When running in a containerized environment like Vercel, the proxy instance might be stopped when it doesn't receive incoming HTTP requests and then started again when an incoming HTTP request arrives. Any stats will be naturally cleared during such restart.
<iframe/>
When proxying an <iframe/>
contents, use the url
query parameter apprach and also set iframe
query parameter to a non-empty value:
http://my-cors-proxy.com:8080/?url=https%3A%2F%2Fgoogle.com&iframe=✓
This also requires adding the Proxy domain itself to fromOriginWhitelist
configuration parameter. The reason is that when loading an <iframe/>
, web browser will set Origin
HTTP request header value to be the "origin" part of the URL specified in the src
attribute of the <iframe/>
which is a proxied URL, so the domain of it will be the Proxy domain.
An additional optional URL query parameter that can be specified in this case is transforms
: an optional list of "transformations" that would be applied to the received HTML response content. When provided, the value should be a result of calling JSON.stringify()
on a list of transform
objects having shape:
{
target: "content",
regExp?: boolean,
searchFor: string,
replaceWith: string
}
Example:
[
{
target: "content",
searchFor: "'/cdn-cgi/",
replaceWith: "'https://website.com/cdn-cgi/",
}
]
In summary:
- It replaces
Content-Security-Policy
HTTP response header with frame-ancestors *;
to allow the page to be embedded on any 3rd-party website. - Applies any
transforms
, when provided, to the received HTML response content.
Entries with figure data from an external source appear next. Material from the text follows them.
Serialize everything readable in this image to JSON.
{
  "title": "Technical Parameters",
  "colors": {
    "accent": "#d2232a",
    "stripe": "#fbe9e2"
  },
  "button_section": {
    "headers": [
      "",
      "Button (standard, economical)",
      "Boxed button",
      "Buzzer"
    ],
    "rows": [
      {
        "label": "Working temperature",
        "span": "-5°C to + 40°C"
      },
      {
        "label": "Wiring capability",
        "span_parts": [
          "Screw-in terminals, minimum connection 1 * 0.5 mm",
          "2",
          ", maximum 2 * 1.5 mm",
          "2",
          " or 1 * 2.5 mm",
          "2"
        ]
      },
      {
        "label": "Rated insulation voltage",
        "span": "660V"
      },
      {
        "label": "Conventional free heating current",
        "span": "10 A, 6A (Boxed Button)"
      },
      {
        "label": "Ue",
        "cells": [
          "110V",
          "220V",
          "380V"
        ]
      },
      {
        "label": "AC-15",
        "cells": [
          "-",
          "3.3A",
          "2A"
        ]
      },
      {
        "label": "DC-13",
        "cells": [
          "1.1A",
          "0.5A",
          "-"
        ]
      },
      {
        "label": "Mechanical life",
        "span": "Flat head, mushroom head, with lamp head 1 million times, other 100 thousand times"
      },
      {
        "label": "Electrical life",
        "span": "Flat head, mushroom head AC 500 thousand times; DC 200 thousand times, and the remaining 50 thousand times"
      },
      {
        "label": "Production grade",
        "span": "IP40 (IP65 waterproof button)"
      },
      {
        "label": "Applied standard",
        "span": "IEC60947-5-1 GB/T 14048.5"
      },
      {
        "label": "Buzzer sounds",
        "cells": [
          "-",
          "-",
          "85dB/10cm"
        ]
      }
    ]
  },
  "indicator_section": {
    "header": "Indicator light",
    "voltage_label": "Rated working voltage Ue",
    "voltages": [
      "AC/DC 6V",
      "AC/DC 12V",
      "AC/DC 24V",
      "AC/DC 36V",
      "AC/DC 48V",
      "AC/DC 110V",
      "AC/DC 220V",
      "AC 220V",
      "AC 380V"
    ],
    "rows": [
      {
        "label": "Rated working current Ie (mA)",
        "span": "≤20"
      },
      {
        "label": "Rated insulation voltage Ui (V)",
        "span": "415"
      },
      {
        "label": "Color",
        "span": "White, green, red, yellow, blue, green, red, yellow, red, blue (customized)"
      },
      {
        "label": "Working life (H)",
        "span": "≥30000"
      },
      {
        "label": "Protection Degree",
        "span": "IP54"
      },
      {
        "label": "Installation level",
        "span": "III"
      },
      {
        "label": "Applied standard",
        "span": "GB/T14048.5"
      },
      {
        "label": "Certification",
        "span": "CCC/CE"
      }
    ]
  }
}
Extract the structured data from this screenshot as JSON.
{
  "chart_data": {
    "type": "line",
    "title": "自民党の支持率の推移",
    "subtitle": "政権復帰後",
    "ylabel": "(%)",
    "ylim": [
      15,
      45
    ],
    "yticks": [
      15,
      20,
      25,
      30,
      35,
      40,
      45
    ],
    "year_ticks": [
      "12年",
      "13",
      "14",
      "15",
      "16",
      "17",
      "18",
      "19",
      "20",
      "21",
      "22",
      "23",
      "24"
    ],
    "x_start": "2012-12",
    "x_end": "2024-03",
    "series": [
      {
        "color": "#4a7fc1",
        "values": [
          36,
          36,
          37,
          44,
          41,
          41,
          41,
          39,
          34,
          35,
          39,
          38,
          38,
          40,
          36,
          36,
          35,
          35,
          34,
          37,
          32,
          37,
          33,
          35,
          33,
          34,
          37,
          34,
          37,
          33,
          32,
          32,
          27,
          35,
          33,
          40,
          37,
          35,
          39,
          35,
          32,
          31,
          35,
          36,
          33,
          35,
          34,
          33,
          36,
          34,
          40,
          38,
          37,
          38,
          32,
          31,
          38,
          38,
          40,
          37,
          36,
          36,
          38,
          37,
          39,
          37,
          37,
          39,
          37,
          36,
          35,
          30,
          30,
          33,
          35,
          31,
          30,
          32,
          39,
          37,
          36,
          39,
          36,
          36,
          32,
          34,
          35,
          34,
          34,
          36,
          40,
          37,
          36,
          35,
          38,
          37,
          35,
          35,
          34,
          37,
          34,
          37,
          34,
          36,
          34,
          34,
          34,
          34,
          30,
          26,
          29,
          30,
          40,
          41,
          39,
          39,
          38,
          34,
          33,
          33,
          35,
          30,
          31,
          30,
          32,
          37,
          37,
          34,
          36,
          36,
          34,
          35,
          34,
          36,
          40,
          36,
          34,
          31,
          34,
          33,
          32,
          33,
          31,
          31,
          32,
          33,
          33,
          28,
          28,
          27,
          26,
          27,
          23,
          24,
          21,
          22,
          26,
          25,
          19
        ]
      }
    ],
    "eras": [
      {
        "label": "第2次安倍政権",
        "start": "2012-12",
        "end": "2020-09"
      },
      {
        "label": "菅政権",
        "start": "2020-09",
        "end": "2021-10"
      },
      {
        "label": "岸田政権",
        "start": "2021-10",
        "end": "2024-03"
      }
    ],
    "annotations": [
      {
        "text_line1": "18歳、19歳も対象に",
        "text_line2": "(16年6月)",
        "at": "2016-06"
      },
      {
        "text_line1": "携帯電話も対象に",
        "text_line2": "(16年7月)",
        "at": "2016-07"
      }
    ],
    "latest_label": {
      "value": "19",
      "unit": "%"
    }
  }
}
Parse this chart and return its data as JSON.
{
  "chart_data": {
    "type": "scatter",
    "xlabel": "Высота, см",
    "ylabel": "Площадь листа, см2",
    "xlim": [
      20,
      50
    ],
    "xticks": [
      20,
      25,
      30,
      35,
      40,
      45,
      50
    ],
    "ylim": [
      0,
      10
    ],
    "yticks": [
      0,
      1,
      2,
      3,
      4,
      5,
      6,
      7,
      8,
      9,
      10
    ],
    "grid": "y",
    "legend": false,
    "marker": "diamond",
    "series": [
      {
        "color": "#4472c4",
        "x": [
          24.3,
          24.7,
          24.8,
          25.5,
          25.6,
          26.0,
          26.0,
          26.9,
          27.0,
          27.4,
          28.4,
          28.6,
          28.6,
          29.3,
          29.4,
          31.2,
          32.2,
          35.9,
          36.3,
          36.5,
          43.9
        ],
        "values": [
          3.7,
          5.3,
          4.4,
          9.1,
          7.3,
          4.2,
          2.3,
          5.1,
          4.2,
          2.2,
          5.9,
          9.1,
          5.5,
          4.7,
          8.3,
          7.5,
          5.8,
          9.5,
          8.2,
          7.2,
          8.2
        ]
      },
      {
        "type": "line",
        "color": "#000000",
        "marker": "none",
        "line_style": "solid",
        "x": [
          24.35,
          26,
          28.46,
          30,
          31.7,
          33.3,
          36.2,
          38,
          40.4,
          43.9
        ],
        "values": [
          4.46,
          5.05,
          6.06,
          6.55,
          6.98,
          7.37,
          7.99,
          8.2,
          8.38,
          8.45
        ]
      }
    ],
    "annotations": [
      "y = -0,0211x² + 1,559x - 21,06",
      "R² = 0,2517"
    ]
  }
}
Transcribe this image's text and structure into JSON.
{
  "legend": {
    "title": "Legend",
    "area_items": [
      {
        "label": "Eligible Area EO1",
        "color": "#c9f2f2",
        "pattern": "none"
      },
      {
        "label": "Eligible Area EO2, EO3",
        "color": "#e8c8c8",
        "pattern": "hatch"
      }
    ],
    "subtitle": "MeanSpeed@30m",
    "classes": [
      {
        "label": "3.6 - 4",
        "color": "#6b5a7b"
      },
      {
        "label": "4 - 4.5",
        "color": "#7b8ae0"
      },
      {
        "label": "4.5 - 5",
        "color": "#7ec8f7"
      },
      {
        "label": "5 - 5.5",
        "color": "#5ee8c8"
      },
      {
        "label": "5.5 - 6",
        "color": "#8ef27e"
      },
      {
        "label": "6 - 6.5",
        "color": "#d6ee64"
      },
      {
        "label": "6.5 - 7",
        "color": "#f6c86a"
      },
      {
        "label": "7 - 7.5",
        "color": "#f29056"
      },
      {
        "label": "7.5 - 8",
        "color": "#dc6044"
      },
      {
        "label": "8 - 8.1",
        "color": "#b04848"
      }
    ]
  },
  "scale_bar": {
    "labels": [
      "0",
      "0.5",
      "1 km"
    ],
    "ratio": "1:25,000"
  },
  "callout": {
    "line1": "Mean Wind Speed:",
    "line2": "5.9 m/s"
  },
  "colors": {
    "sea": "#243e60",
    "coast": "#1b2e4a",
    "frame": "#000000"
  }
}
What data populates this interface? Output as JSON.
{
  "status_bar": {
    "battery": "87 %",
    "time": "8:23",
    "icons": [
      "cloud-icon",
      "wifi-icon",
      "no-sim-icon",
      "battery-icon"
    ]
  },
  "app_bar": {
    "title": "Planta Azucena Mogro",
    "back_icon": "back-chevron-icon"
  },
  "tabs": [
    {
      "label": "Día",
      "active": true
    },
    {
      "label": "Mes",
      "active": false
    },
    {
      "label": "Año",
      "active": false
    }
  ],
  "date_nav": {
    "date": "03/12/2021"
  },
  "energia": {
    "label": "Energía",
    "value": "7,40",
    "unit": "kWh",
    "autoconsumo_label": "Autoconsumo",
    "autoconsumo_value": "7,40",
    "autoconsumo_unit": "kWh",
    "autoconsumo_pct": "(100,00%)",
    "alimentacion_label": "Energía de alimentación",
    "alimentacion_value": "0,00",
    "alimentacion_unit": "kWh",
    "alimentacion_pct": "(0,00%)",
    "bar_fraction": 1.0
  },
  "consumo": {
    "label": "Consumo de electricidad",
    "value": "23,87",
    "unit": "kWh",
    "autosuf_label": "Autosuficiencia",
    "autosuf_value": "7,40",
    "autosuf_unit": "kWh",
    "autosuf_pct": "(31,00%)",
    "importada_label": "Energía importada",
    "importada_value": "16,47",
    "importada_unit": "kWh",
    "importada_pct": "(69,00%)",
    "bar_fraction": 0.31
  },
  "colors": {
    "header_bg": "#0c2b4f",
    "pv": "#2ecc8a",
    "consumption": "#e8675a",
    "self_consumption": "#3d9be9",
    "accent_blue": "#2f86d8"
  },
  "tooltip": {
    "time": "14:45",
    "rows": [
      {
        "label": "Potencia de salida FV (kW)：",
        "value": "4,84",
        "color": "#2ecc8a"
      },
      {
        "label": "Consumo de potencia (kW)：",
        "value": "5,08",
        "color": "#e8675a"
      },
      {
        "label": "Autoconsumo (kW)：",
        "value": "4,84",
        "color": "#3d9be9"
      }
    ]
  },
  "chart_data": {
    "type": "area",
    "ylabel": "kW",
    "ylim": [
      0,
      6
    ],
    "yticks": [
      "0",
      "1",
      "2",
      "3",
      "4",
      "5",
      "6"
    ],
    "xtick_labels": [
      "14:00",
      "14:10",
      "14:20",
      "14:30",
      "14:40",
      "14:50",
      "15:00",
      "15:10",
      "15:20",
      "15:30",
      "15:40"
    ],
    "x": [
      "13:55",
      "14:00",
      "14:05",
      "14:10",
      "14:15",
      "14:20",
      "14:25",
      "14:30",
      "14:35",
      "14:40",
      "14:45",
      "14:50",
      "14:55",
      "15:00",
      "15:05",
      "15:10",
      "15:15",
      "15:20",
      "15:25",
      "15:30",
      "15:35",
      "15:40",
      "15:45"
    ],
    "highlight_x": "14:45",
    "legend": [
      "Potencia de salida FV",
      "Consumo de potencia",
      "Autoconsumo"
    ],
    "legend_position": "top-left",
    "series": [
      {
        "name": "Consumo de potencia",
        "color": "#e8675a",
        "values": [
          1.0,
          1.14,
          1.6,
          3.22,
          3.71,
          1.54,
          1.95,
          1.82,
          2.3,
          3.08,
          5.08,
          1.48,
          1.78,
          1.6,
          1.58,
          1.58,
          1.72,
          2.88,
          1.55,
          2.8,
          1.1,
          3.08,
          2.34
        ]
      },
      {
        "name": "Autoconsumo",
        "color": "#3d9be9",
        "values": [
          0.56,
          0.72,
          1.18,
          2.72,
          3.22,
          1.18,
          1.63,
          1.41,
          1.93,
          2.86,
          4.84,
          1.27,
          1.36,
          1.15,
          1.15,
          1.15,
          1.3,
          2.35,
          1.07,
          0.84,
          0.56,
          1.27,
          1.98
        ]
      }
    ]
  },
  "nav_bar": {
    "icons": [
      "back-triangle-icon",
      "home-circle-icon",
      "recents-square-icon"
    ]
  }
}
- For example, such transforms should convert any relative URLs found in the HTTP response to absolute ones. Otherwise, when the
<iframe/>
d page sends additional HTTP requests for "resource" files at "relative" URLs (like /scripts/some-script.js
), those "resources" won't be found because those "relative" URLs would be resolved against the domain of the proxy server itself rather than the domain of the website being proxied.